THREE BARBADIANS who recently went to St Vincent for Carnival didn't get the vacation they were expecting.
Instead of playing mas' with friends as they had planned, they were deported by Vincentian authorities.
Roger "Fire" Hoyte and Ronald Rollins, both of Lammings Park, St Joseph, and Victor Eversley of Braggs Hill in the same parish, claim they were victims of discrimination after police jailed and then deported them without charging them with any offence.
Hoyte told the SATURDAY SUN he arrived in St Vincent on July 1, and it was while hanging out in the area of Bottom Town with some guys that police searched him and then accused him of going to St Vincent to conduct criminal activities.
"One of them asked me if I was a Bajan and I told him 'Yes'. Then he told another police to don't let me go.

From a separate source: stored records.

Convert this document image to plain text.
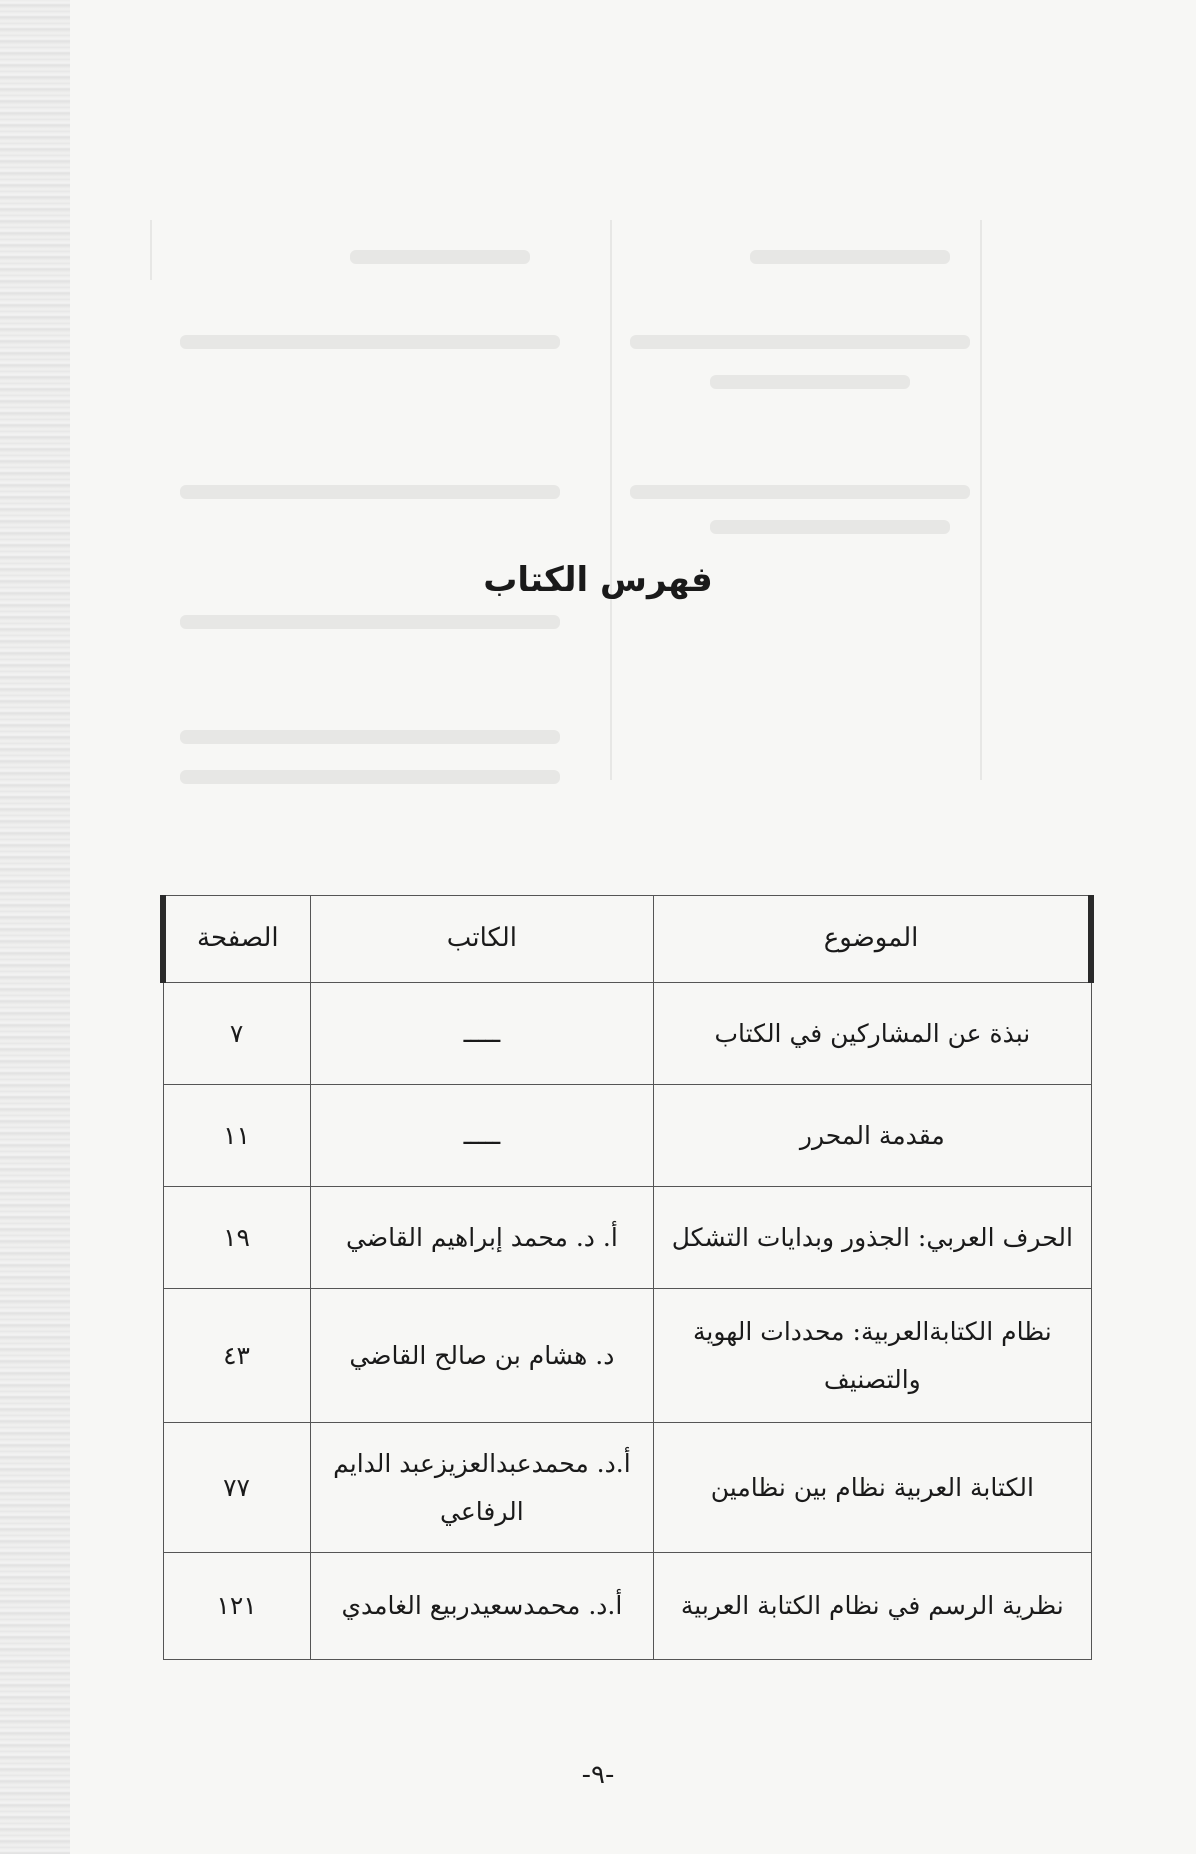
فهرس الكتاب
الموضوع	الكاتب	الصفحة
نبذة عن المشاركين في الكتاب	ـــــ	٧
مقدمة المحرر	ـــــ	١١
الحرف العربي: الجذور وبدايات التشكل	أ. د. محمد إبراهيم القاضي	١٩
نظام الكتابةالعربية: محددات الهوية والتصنيف	د. هشام بن صالح القاضي	٤٣
الكتابة العربية نظام بين نظامين	أ.د. محمدعبدالعزيزعبد الدايم الرفاعي	٧٧
نظرية الرسم في نظام الكتابة العربية	أ.د. محمدسعيدربيع الغامدي	١٢١
-٩-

"They asked me why I was there and I told them I was there for Carnival. They said: 'What Carnival? Wunna here to pick pockets and rob people,'" he recalled.

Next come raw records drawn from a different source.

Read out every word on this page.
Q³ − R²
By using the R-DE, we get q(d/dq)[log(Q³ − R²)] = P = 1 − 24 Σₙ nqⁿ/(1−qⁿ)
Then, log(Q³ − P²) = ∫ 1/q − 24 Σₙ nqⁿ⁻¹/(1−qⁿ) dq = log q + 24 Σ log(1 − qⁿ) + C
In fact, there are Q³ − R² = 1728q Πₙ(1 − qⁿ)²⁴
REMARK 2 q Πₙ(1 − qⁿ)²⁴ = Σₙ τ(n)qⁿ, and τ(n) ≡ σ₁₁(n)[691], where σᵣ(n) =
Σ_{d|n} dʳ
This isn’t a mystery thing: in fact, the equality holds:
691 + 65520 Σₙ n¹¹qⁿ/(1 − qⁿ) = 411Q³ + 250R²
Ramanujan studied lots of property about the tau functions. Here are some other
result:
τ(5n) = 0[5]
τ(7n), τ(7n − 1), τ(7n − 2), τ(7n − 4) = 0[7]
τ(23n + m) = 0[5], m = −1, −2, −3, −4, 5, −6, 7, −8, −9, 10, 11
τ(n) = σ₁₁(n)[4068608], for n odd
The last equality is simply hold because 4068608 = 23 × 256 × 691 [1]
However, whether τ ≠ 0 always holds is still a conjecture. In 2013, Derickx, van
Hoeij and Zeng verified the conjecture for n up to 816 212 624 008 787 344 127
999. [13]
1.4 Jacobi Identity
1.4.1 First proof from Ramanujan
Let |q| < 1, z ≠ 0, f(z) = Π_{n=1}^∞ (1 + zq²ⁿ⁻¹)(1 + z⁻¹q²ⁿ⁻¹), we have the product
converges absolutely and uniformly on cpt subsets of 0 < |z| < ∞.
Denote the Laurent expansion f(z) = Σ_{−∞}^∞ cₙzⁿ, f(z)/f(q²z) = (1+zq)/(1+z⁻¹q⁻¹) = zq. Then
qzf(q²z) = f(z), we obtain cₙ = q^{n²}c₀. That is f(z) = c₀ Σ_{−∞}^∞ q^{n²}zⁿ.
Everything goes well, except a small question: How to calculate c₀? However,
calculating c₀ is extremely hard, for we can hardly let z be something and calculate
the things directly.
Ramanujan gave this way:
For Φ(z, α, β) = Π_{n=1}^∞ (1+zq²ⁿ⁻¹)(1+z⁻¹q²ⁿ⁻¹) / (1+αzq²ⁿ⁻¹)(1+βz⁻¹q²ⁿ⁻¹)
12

The officers then asked him where he was staying and he told them Edinborough. Hoyte said they took him there but when they realised he didn't have a key to the house, the officers thought he was toying with them and proceeded to beat him up.

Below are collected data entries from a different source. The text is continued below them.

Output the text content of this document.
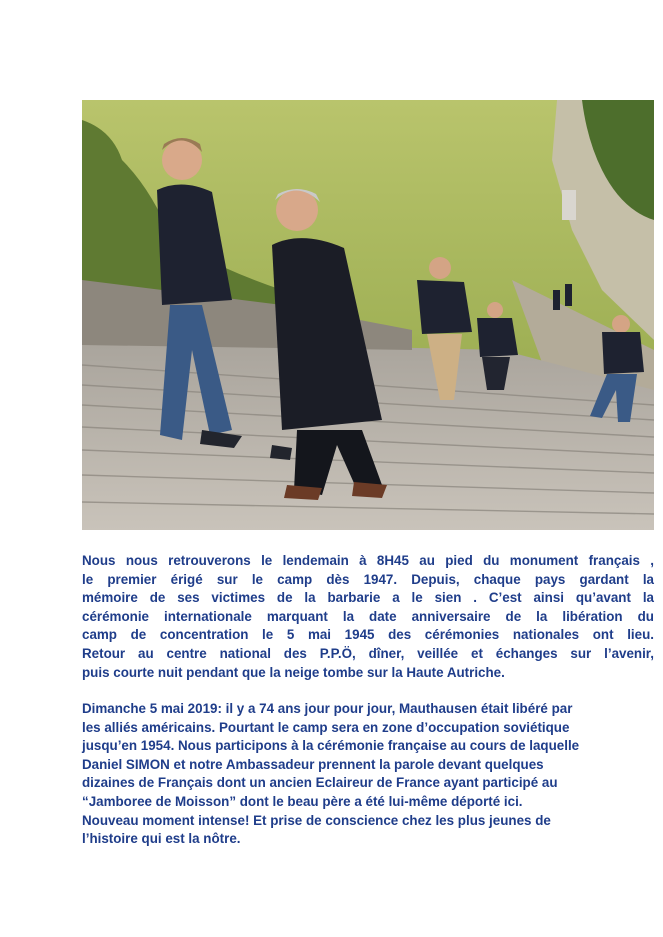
Nous nous retrouverons le lendemain à 8H45 au pied du monument français ,
le premier érigé sur le camp dès 1947. Depuis, chaque pays gardant la
mémoire de ses victimes de la barbarie a le sien . C’est ainsi qu’avant la
cérémonie internationale marquant la date anniversaire de la libération du
camp de concentration le 5 mai 1945 des cérémonies nationales ont lieu.
Retour au centre national des P.P.Ö, dîner, veillée et échanges sur l’avenir,
puis courte nuit pendant que la neige tombe sur la Haute Autriche.

Dimanche 5 mai 2019: il y a 74 ans jour pour jour, Mauthausen était libéré par
les alliés américains. Pourtant le camp sera en zone d’occupation soviétique
jusqu’en 1954. Nous participons à la cérémonie française au cours de laquelle
Daniel SIMON et notre Ambassadeur prennent la parole devant quelques
dizaines de Français dont un ancien Eclaireur de France ayant participé au
“Jamboree de Moisson” dont le beau père a été lui-même déporté ici.
Nouveau moment intense! Et prise de conscience chez les plus jeunes de
l’histoire qui est la nôtre.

"They slapped me in my face and hit me about my body. Then they took me to the station and when someone came with a key, they took me back and searched the house, taking up all my possessions. They took me back to the station and put me in a jail cell with over 20 men.
"One of the police officers said we (Barbadians) were always deporting Vincentians and Guyanese, so they were going to deport me," said Hoyte.
When Hoyte's friends Rollins and Eversley heard the news, they went to the station the next day (Sunday) to visit him, only to be told they too would be deported.
They were immediately placed in jail with Hoyte and the three were put on a plane on July 3, and sent back to Barbados.
Rollins and Eversley returned home with just the clothes on their backs since they were not allowed to return to the house for their luggage.
"I am not a criminal. I don't have no criminal record in Barbados. They didn't even charge us for anything. I want everyone to know how we were treated," vented Hoyte.
The men said this was the first time in three years of attending Vincie Mas' that they had such an encounter and they were not sure if they would ever return.
When contacted in St Vincent, a senior police spokesman told the SATURDAY SUN that the men were deported because they gave false information to immigration authorities about their intended address while on the island.
According to him, the Barbadians not only gave false information on their arrival but, when confronted by police, gave similar false information about their address.